Une fois versé, l’acompte est généralement déposé sur un compte séquestre, géré par un notaire ou un agent immobilier. Cet argent n’est pas immédiatement versé entre les mains du vendeur mais reste bloqué jusqu’à la finalisation de la transaction. Ce processus garantit que les fonds sont protégés et sécurisés pendant la période qui s’écoule entre le compromis et l’acte de vente définitif.

Il est important de distinguer l’acompte versé lors du compromis de vente des frais de notaire, qui sont souvent payés par l’acheteur au moment de la signature de l’acte définitif : L’acompte représente une avance sur le prix d’achat du bien immobilier et sera déduit du montant final lors de la vente. Les frais de notaire, en revanche, sont des frais annexes comprenant les taxes et les émoluments du notaire, ainsi que d’autres frais administratifs liés à la transaction.

Compromis de vente : quel est le rôle de l’acompte ?

Comment annuler un compromis de vente sans perdre l'acompte ?

Annuler un compromis de vente sans perdre l’acompte est possible dans certaines conditions. En effet, la loi accorde un délai de rétractation de dix jours aux acheteurs particuliers après la signature du compromis. Durant cette période, l’acheteur peut se rétracter sans justifier sa décision, et son acompte lui sera intégralement restitué.

Passé ce délai, l’annulation devient plus complexe. L’acheteur ne peut récupérer son acompte que si une des conditions suspensives inscrites au compromis de vente n’est pas remplie. Par exemple, si l’acheteur a une clause suspensive de prêt et que sa demande de financement est refusée par la banque, il peut alors annuler la vente et récupérer son acompte.

Quand on a versé un acompte, peut-on renoncer à son achat ?

Après avoir versé un acompte et passé le délai de rétractation du compromis de vente, renoncer à l’achat devient plus contraignant. La résiliation est possible mais peut entraîner des pénalités financières.

Toutefois, si l’annulation se fait dans le cadre des conditions suspensives convenues (par exemple, un refus de prêt ou la découverte d’une non-conformité juridique majeure), l’acompte est restitué à l’acheteur. Ces conditions offrent un filet de sécurité pour les acquéreurs, leur permettant de se retirer sans perte financière dans certains cas précis.

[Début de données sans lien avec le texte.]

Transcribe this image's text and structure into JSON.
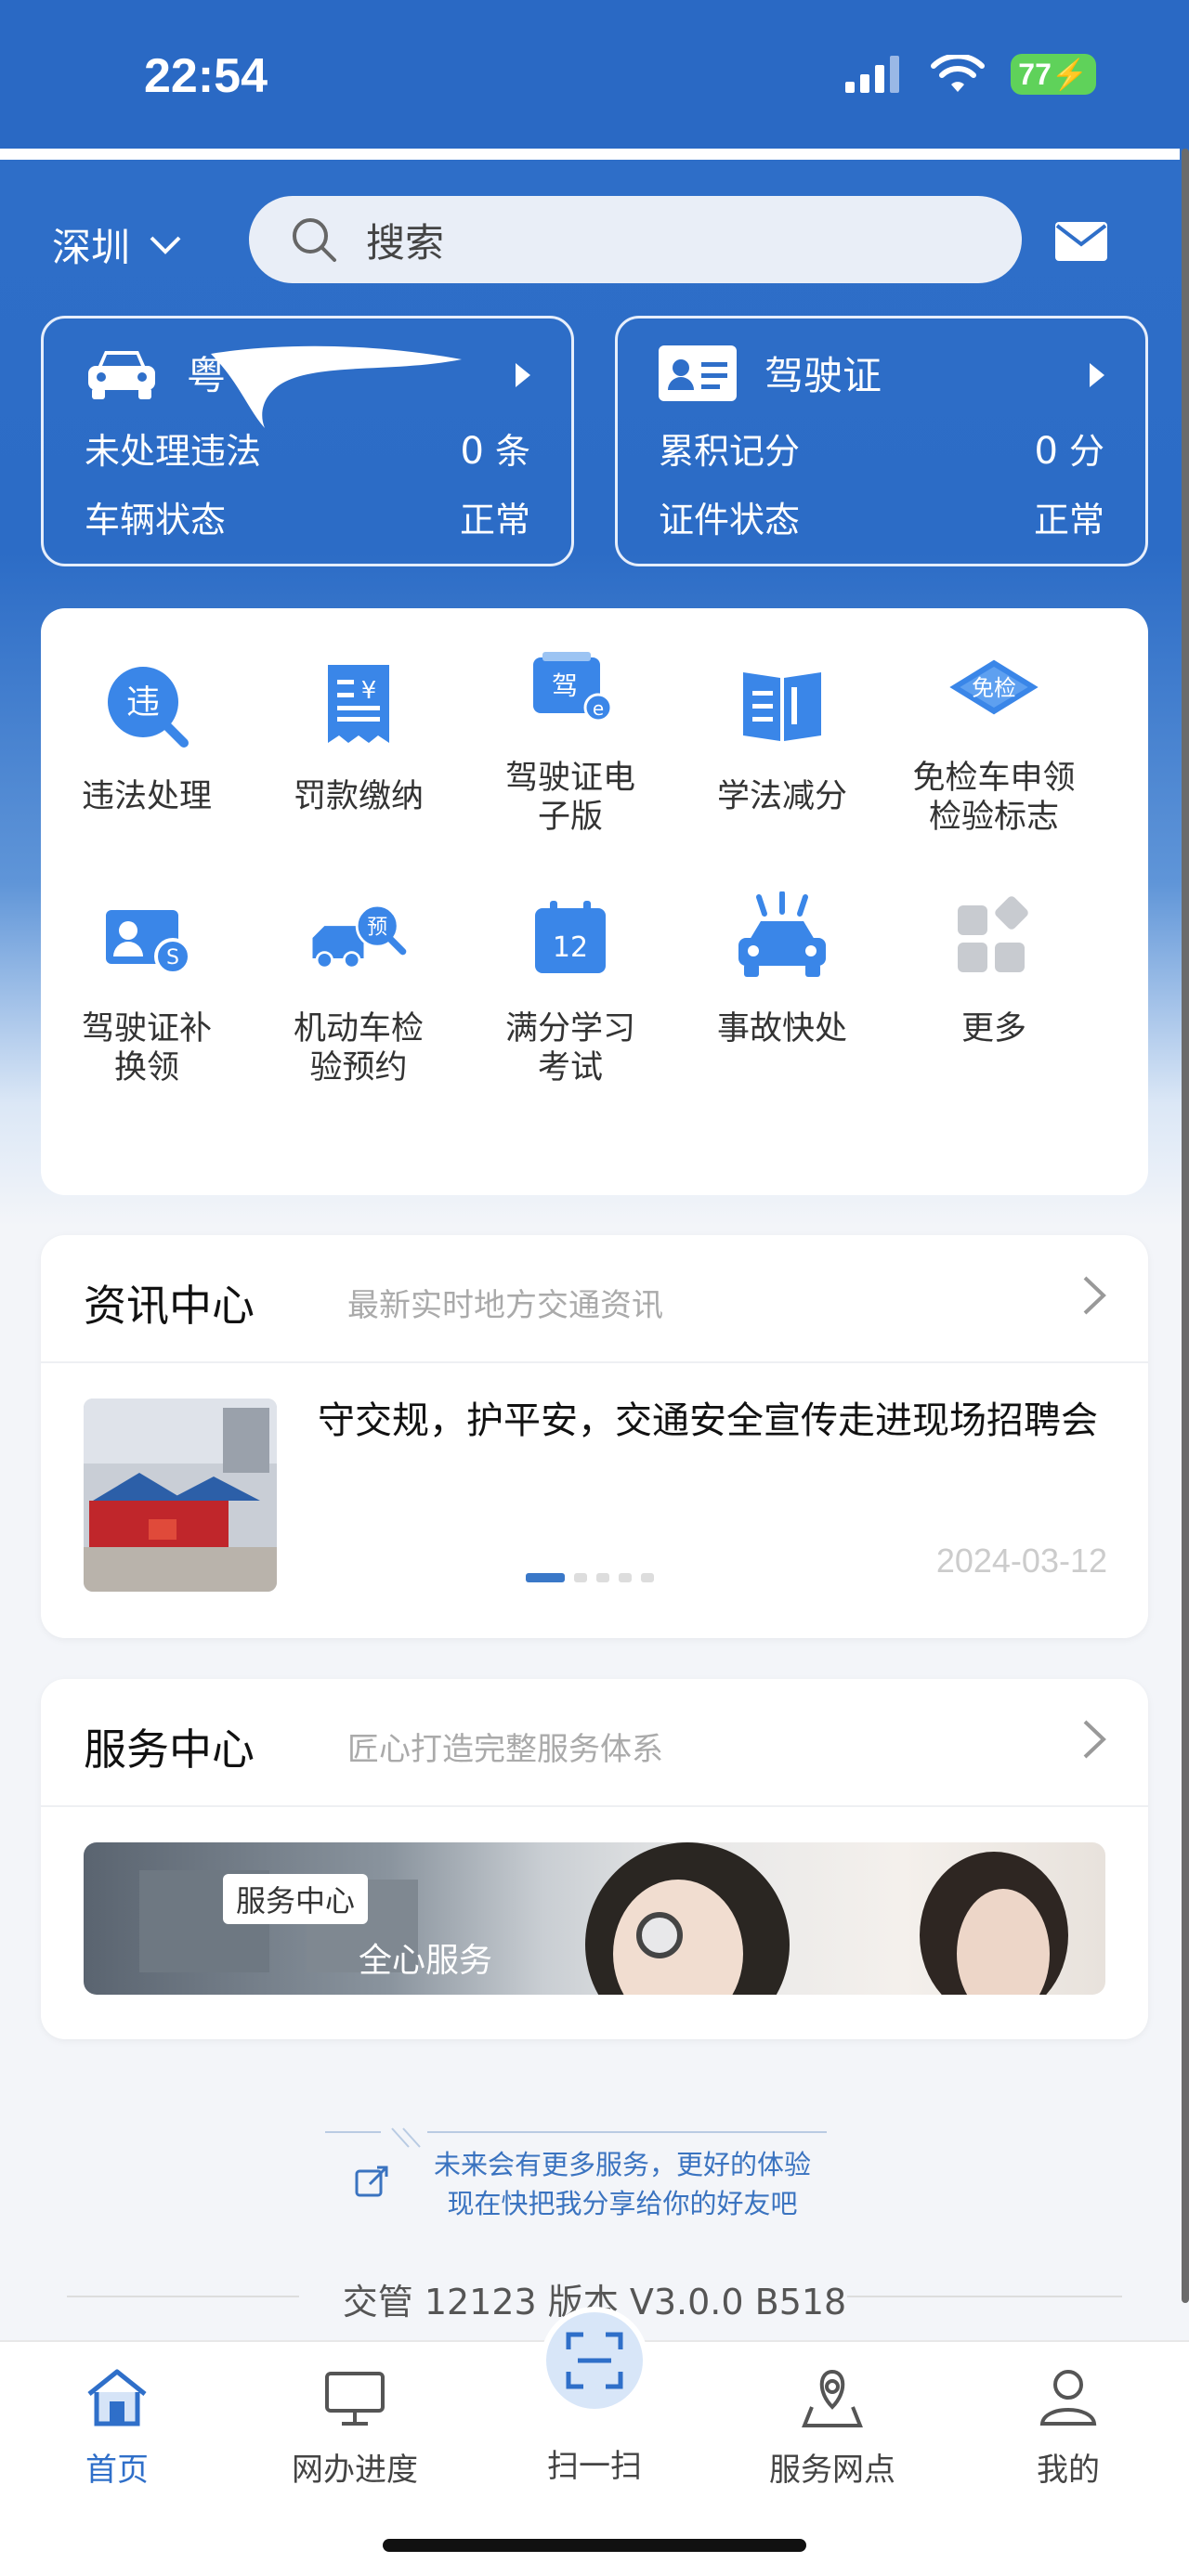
{
  "status_bar": {
    "time": "22:54",
    "battery": "77"
  },
  "header": {
    "city": "深圳",
    "search_placeholder": "搜索"
  },
  "vehicle_card": {
    "plate": "粤",
    "row1_label": "未处理违法",
    "row1_value": "0",
    "row1_unit": "条",
    "row2_label": "车辆状态",
    "row2_value": "正常"
  },
  "license_card": {
    "title": "驾驶证",
    "row1_label": "累积记分",
    "row1_value": "0",
    "row1_unit": "分",
    "row2_label": "证件状态",
    "row2_value": "正常"
  },
  "grid": [
    {
      "label": "违法处理",
      "icon": "violation-icon"
    },
    {
      "label": "罚款缴纳",
      "icon": "fine-payment-icon"
    },
    {
      "label": "驾驶证电\n子版",
      "icon": "e-license-icon"
    },
    {
      "label": "学法减分",
      "icon": "study-book-icon"
    },
    {
      "label": "免检车申领\n检验标志",
      "icon": "exempt-inspection-icon"
    },
    {
      "label": "驾驶证补\n换领",
      "icon": "license-renew-icon"
    },
    {
      "label": "机动车检\n验预约",
      "icon": "inspection-booking-icon"
    },
    {
      "label": "满分学习\n考试",
      "icon": "calendar-12-icon"
    },
    {
      "label": "事故快处",
      "icon": "accident-icon"
    },
    {
      "label": "更多",
      "icon": "more-grid-icon"
    }
  ],
  "icon_text": {
    "violation": "违",
    "fine": "¥",
    "license": "驾",
    "exempt": "免检",
    "renew_badge": "S",
    "booking": "预",
    "calendar": "12"
  },
  "news": {
    "title": "资讯中心",
    "subtitle": "最新实时地方交通资讯",
    "headline": "守交规，护平安，交通安全宣传走进现场招聘会",
    "date": "2024-03-12",
    "carousel_index": 1,
    "carousel_count": 5
  },
  "service": {
    "title": "服务中心",
    "subtitle": "匠心打造完整服务体系",
    "banner_tag": "服务中心",
    "banner_text": "全心服务"
  },
  "share": {
    "line1": "未来会有更多服务，更好的体验",
    "line2": "现在快把我分享给你的好友吧"
  },
  "version": "交管 12123 版本 V3.0.0 B518",
  "tabs": [
    {
      "label": "首页",
      "active": true
    },
    {
      "label": "网办进度"
    },
    {
      "label": "扫一扫"
    },
    {
      "label": "服务网点"
    },
    {
      "label": "我的"
    }
  ],
  "colors": {
    "primary": "#2f6fc9",
    "icon_blue": "#3a86e8",
    "battery": "#5fd25a"
  }
}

Comment financer un achat immobilier sans apport minimum ?

Si vous envisagez de demander un emprunt auprès de la banque, celle-ci doit exiger dans la plupart des cas un apport personnel. Vous devez quand même savoir que l’apport personnel n’est pas obligatoire. Pour la banque, un achat immobilier sans apport est possible, mais elle voudra quand même vérifier si vos revenus sont stables. Dans le cas où vous faites partie des personnes dont le revenu est précaire (chômeur, travailleur temporaire, débutant, etc.), elle peut refuser votre demande.

Il existe certains prêts dont la banque n’exige pas un apport minimum, et dont le prêt fait aussi partie d’une subvention accordée par l’État. L’octroi de ces prêts est soumis à des conditions. L’Éco prêt à taux zéro (PTZ), qui est une forme d’aide courante financée en totalité par l’État. Le montant du prêt peut aller jusqu’à 40% du montant du projet. Le taux d’intérêt est réduit à zéro, en contrepartie l’État se charge de le payer auprès de l’établissement de crédit.